I have a spark application. Which is reading data from oracle into data-frames. then i am converting it into javaRDD and savingAsTExt to hdfs. I am running this on yarn on 8 node cluster. When i see the job on spark-webUI. I can see it is getting only 2 containers and 2 cpus.
I am reading 5 tables from oracle. Each table is having around 500 millions of rows. Data size is about of 80GB.
spark-submit --class "oracle.table.join.JoinRdbmsTables" --master yarn --deploy-mode cluster oracleData.jar
Also i used:
spark-submit --class "oracle.table.join.JoinRdbmsTables" --master yarn --deploy-mode cluster --num-executors 40 oracleDataWrite.jar
I could see 40 containers get assigned to job. However, I could only see 1 active task on web-ui.
I have another spark application. Which is loading a 20GB text file, then i am doing some processing on data and saving to hdfs. I can see it is getting assigned with around 64 containers and cpus.
spark-submit --class "practice.FilterSave" --master yarn --deploy-mode cluster batch-spark-0.0.1-SNAPSHOT-jar-with-dependencies.jar mergedData.json
The difference between them is::-->> for second application i am using sparkJavaContext while for first i am using SQLContext to use data-frame.
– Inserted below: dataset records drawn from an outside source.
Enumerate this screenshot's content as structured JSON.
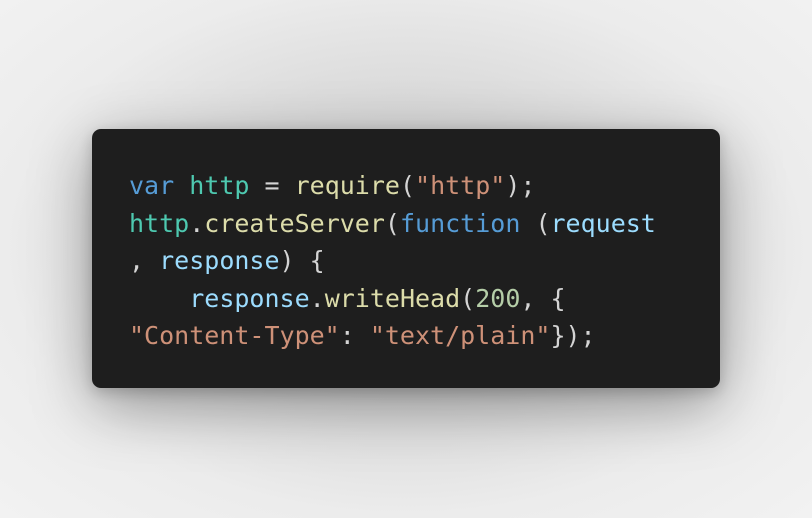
{
  "colors": {
    "keyword": "#569cd6",
    "identifier": "#4ec9b0",
    "variable": "#9cdcfe",
    "function": "#dcdcaa",
    "string": "#ce9178",
    "number": "#b5cea8",
    "punctuation": "#d4d4d4",
    "background": "#1e1e1e"
  },
  "code": {
    "lines": [
      [
        {
          "text": "var",
          "type": "keyword"
        },
        {
          "text": " ",
          "type": "punctuation"
        },
        {
          "text": "http",
          "type": "identifier"
        },
        {
          "text": " = ",
          "type": "punctuation"
        },
        {
          "text": "require",
          "type": "function"
        },
        {
          "text": "(",
          "type": "punctuation"
        },
        {
          "text": "\"http\"",
          "type": "string"
        },
        {
          "text": ");",
          "type": "punctuation"
        }
      ],
      [
        {
          "text": "http",
          "type": "identifier"
        },
        {
          "text": ".",
          "type": "punctuation"
        },
        {
          "text": "createServer",
          "type": "function"
        },
        {
          "text": "(",
          "type": "punctuation"
        },
        {
          "text": "function",
          "type": "keyword"
        },
        {
          "text": " (",
          "type": "punctuation"
        },
        {
          "text": "request",
          "type": "variable"
        }
      ],
      [
        {
          "text": ", ",
          "type": "punctuation"
        },
        {
          "text": "response",
          "type": "variable"
        },
        {
          "text": ") {",
          "type": "punctuation"
        }
      ],
      [
        {
          "text": "    ",
          "type": "punctuation"
        },
        {
          "text": "response",
          "type": "variable"
        },
        {
          "text": ".",
          "type": "punctuation"
        },
        {
          "text": "writeHead",
          "type": "function"
        },
        {
          "text": "(",
          "type": "punctuation"
        },
        {
          "text": "200",
          "type": "number"
        },
        {
          "text": ", {",
          "type": "punctuation"
        }
      ],
      [
        {
          "text": "\"Content-Type\"",
          "type": "string"
        },
        {
          "text": ": ",
          "type": "punctuation"
        },
        {
          "text": "\"text/plain\"",
          "type": "string"
        },
        {
          "text": "});",
          "type": "punctuation"
        }
      ]
    ]
  }
}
NOTE: I AM NOT GETTNG ANY-ERROR FOR BOTH.
Here is the piece of code i am using to load 5 table
Map<String, String> options = new HashMap();
options.put("driver", "oracle.jdbc.driver.OracleDriver");
options.put("url", "XXXXXXX");
options.put("dbtable", "QLRCR2.table1");
DataFrame df=sqlcontext.load("jdbc", options);
//df.show();
JavaRDD<Row> rdd=df.javaRDD();
rdd.saveAsTextFile("hdfs://path");
Map<String, String> options2 = new HashMap();
options2.put("driver", "oracle.jdbc.driver.OracleDriver");
options2.put("url", "XXXXXXX");
options2.put("dbtable", "QLRCR2.table2");
DataFrame df2=sqlcontext.load("jdbc", options);
//df2.show();
JavaRDD<Row> rdd2=df2.javaRDD();
rdd2.saveAsTextFile("hdfs://path");
ANy help will be appreciated :)